La 13e édition du Prix Tchicaya U Tam’si de la poésie africaine a couronné, jeudi, Tanella Boni, poétesse, romancière et philosophe ivoirienne, pour l’ensemble de son œuvre poétique engagée, lors d’une cérémonie organisée dans le cadre du 46e Moussem culturel international d’Assilah.
Ce prestigieux prix, créé en 1989 à la mémoire du grand poète congolais Tchicaya U Tam’si, vient saluer la richesse, la profondeur humaine et l’engagement intellectuel d’une figure majeure de la poésie africaine contemporaine. Le jury, présidé par Amadou Lamine Sall, a souligné la fécondité de la production poétique de Tanella Boni, sa rigueur esthétique et son ancrage dans les combats humanistes, en particulier pour la justice, la liberté et la dignité.
Une voix poétique singulière et engagée
Tanella Boni, née en 1954 à Abidjan, explore depuis plusieurs décennies des thèmes profonds : l’identité, la condition féminine, les mutations sociales du continent africain. À travers une langue poétique sobre et puissante, elle donne voix aux silences, aux oubliés, et construit une œuvre marquée par l’équilibre entre émotion et pensée.

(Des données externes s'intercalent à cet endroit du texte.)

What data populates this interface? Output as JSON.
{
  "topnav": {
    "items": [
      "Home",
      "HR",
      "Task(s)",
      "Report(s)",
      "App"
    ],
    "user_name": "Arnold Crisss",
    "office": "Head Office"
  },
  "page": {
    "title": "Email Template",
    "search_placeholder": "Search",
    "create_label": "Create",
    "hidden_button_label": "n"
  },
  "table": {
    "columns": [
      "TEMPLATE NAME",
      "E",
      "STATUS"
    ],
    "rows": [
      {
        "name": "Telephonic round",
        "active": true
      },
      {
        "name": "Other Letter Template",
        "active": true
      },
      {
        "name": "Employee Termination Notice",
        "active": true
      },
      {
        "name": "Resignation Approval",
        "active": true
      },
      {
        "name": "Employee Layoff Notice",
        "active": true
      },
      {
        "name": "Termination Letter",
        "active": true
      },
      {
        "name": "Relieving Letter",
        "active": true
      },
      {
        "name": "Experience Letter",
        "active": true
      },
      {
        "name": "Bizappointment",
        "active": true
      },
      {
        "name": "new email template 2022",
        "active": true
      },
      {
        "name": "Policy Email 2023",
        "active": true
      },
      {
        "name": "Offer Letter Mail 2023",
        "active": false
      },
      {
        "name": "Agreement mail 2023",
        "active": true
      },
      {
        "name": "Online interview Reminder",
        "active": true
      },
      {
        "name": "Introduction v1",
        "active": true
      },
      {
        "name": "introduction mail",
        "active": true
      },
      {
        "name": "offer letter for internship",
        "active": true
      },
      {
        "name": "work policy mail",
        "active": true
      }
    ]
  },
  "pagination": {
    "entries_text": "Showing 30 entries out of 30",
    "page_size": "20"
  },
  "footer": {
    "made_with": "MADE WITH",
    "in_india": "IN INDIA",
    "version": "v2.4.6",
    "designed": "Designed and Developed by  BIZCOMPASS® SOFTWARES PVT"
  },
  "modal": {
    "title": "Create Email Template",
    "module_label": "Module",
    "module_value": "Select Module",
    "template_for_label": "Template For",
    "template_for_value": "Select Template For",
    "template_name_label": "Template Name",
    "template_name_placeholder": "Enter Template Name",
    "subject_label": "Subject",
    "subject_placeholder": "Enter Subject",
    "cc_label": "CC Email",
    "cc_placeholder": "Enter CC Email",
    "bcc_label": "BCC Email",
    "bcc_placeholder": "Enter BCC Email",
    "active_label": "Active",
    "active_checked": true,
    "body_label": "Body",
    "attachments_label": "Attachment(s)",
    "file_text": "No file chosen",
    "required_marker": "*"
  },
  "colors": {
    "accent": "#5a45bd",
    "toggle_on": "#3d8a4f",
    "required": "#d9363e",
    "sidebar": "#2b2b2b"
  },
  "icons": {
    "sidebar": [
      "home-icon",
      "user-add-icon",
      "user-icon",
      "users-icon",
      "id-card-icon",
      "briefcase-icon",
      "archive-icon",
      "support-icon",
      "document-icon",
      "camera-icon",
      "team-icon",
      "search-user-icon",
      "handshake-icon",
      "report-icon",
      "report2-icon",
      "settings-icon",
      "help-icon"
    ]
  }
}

Membre associé de l’Académie du Royaume du Maroc, ancienne présidente de l’Union des écrivains de Côte d’Ivoire, elle est aussi reconnue pour son engagement dans la promotion de la littérature africaine.
Hommages appuyés
Lors de la remise du prix, Hatim Betioui, secrétaire général de la Fondation du Forum d’Assilah, a salué « la finesse de la sensibilité poétique » de Tanella Boni et « la singularité de sa voix au sein de l’espace francophone africain ».
De son côté, Ghyslaine Derrous, représentante du ministère de la Culture, a évoqué « une architecte du verbe » et une « conscience éveillée », rappelant que « la poésie n’est pas un luxe, mais une nécessité vitale ».
Tanella Boni, très émue, a exprimé sa gratitude et réaffirmé son attachement aux valeurs de solidarité, de fraternité et de dignité humaine, qu’elle s’efforce de porter à travers sa poésie.
Le Moussem d’Assilah, carrefour de la poésie africaine
Cette cérémonie, rehaussée par la présence de nombreuses personnalités intellectuelles, diplomatiques et culturelles, a également été marquée par une visite symbolique au jardin Tchicaya U Tam’si, au cœur d’Assilah.
Le Prix Tchicaya U Tam’si, décerné tous les trois ans, s’est imposé comme l’une des plus hautes distinctions poétiques du continent. Il a été remis par le passé à des figures illustres comme Édouard Maunick, Mazisi Kunene, Abdelkarim Tabbal, ou encore Amadou Lamine Sall.
Avec cette distinction, Tanella Boni devient la deuxième poétesse ivoirienne à recevoir ce prix, consolidant sa place parmi les grandes voix de la poésie africaine.